Ericsson’s CTO sees agents completely transforming enterprise software

Ericsson, the Swedish telecommunications company, has been around for almost 150 years, but that doesn’t mean it shies away from modernization. As a networking company, it uses AI to improve internal operations and enhance its wide array of networking products.
And it didn’t just start using it when it became fashionable after the release of ChatGPT in November 2022. It has a long history of using machine learning and AI to improve network performance, says Ericsson’s chief technology officer and chief strategy officer Erik Ekudden.
Ekudden says that the use of AI inside his organization predates his 2018 start date by a decade, showing the company’s extensive experience with AI. “Today we call it embedded AI, but there has been research in all areas of AI to improve the performance of our products and certainly all our solutions for quite some time,” Ekudden told FastForward.
At Ericsson, embedded AI refers to the concept that the AI is built into products, rather than a separate bolt-on application. But you can’t talk about AI anymore without discussing agents and Ekudden sees some big changes coming as agents become more prevalent in the enterprise.
Putting AI to work
Ekudden's dual role as CTO and CSO puts him at the center of the company's tech and business strategies. It requires working with a diverse group of stakeholders across multiple domains. “We work with the ecosystem that includes everything from research being conducted at universities, to our own research, to how we work with partners and build solutions. We ultimately combine capabilities from the network stack with a cloud stack, and of course, AI nowadays,” he said.
He says the AI strategy has been built over years of development. As the technology has evolved, the company has tried to move with it. “With the [rise of] transformer architectures, large language models, and what came with ChatGPT, we were pretty early in adopting similar technologies to manage and operate networks more efficiently and ultimately create more unique telecom models for network management and network operations,” Ekudden said.

Internally, the company is trying to implement AI as quickly as possible across all business units. Like many companies, Ericsson is seeing the biggest initial success with AI coding applications where Ekudden says the products are a bit more mature than those available for other areas. For other units where the solutions might not be quite as far along, they are working with partners, while encouraging broad experimentation, looking for the best ways to put AI to work operationally across the organization.
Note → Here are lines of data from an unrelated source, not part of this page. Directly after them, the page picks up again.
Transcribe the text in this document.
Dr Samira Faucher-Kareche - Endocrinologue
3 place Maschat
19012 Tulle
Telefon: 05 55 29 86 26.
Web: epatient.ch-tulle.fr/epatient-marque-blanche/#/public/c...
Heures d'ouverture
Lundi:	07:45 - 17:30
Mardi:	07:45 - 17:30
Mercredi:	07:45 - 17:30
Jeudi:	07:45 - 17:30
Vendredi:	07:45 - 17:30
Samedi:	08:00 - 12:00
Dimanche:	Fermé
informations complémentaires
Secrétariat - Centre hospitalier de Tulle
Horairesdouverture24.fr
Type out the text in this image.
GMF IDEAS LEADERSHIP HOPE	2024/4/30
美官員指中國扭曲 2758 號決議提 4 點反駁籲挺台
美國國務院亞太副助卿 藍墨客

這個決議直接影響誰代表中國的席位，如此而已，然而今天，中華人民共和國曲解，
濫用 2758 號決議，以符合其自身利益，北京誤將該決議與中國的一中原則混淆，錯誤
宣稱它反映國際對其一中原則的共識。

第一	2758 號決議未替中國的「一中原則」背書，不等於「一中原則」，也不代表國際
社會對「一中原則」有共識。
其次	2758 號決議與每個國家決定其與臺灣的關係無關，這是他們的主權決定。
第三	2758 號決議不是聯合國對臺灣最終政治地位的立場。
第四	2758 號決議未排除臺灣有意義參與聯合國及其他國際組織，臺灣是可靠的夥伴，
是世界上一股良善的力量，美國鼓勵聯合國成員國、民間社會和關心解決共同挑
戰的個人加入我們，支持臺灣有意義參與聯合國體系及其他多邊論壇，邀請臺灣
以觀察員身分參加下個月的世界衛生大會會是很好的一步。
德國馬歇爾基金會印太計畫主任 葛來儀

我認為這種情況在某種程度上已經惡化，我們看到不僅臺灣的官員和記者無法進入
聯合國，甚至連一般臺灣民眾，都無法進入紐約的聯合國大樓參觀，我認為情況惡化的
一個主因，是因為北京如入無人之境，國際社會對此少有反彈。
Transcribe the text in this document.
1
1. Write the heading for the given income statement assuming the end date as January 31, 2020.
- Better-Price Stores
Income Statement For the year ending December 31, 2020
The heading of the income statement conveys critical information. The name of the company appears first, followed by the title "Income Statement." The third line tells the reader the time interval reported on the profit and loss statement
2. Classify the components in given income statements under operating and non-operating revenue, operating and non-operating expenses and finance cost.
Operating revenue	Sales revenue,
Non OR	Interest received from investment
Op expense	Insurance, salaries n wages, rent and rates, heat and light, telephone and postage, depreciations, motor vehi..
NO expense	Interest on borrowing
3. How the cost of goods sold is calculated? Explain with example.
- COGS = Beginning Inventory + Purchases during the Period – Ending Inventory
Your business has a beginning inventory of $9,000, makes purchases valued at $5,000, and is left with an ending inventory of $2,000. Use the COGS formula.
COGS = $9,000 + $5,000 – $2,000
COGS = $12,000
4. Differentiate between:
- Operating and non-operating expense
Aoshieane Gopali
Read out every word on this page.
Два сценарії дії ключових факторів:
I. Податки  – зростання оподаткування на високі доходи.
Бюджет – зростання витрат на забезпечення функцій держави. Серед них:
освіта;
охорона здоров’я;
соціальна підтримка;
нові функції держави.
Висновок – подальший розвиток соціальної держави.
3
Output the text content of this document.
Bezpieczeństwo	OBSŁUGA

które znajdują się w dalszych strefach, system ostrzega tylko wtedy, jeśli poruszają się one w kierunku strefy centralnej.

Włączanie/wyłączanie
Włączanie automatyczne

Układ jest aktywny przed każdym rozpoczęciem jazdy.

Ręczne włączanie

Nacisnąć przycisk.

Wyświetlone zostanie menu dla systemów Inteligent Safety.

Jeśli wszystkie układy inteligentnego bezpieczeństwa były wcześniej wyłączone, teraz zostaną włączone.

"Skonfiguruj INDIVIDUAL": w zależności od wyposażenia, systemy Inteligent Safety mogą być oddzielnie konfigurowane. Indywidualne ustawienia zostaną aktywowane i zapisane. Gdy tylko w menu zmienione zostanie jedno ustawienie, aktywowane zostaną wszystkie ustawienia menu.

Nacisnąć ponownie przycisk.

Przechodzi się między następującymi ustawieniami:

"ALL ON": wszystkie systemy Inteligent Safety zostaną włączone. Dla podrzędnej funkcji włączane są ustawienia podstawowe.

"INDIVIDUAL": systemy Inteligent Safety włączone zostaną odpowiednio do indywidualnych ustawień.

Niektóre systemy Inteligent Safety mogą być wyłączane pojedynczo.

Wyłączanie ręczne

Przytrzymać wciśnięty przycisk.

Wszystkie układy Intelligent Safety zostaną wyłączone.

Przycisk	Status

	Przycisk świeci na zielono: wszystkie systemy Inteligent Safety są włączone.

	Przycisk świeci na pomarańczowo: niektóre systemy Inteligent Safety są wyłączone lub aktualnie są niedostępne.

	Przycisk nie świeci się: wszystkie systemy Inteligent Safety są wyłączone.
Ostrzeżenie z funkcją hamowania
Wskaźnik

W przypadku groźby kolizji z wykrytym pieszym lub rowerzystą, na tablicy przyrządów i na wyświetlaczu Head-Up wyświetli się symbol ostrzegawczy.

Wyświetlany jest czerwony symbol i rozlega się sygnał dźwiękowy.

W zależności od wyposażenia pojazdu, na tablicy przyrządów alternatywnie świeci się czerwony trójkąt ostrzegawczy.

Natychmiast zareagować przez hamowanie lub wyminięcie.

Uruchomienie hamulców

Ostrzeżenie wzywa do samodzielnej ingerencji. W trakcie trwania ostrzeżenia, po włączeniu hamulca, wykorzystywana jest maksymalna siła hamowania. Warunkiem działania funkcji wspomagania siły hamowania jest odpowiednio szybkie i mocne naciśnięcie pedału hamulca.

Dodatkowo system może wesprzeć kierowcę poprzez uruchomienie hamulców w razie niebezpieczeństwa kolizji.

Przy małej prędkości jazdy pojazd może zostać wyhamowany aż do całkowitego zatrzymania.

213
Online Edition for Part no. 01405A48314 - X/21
“Of course, we build our own tools, and we develop things for our own products, but in-house we're using the best tools that are available. And here I think we were helped quite a lot by having sandboxes that allow people to really try out and jump in, and in some cases build their own, but also to learn from each other and create stronger, faster adoption,” he said.
Agents changing everything
As agentic AI takes on an increasing role in enterprise software, Ekudden wants to position Ericsson to take advantage. For now, that involves incorporating agents into the company’s networking infrastructure, but he also sees agents fundamentally changing how we think about software in the future.
“We have an agentic framework for how we build our products and solutions, easing integration and giving value to our customers,” Ekudden said. This enables the different parts of the network to communicate and coordinate with each other.
That involves an agentic approach for how the company builds products and solutions to ease integration with the network itself, but also with other frameworks, as well as the rest of the IT stack or the cloud pieces that are not provided by Ericsson. He acknowledges that it’s still early and there is a healthy dose of experimentation going on, but he sees agents playing a key role in Ericsson’s products and services sooner rather than later.
But when he looks at the impact of agents on enterprise software buying, Ekudden also sees a reckoning coming for enterprise software vendors as companies solve the agentic puzzle. He says that companies probably don’t want to be in the business of building bespoke systems, but that if you start to build an organized data foundation and you combine that with agents, it could begin to erode some of the value of some major SaaS businesses.
“It’s almost—well, the question has to be asked—how many of these classical source systems do you want to retain, given that you can actually create so much more value by an agentic framework on top of the data that you have,” he said. It’s worth noting that experts appear to be split on this question. Some believe that SaaS products could evolve to serve AI agents as their primary users instead of humans, while still maintaining their business models.
Regardless of how it plays out, Ekudden has to continue to help his company navigate these seemingly endless technological shifts, and agentic AI promises to be the biggest one yet.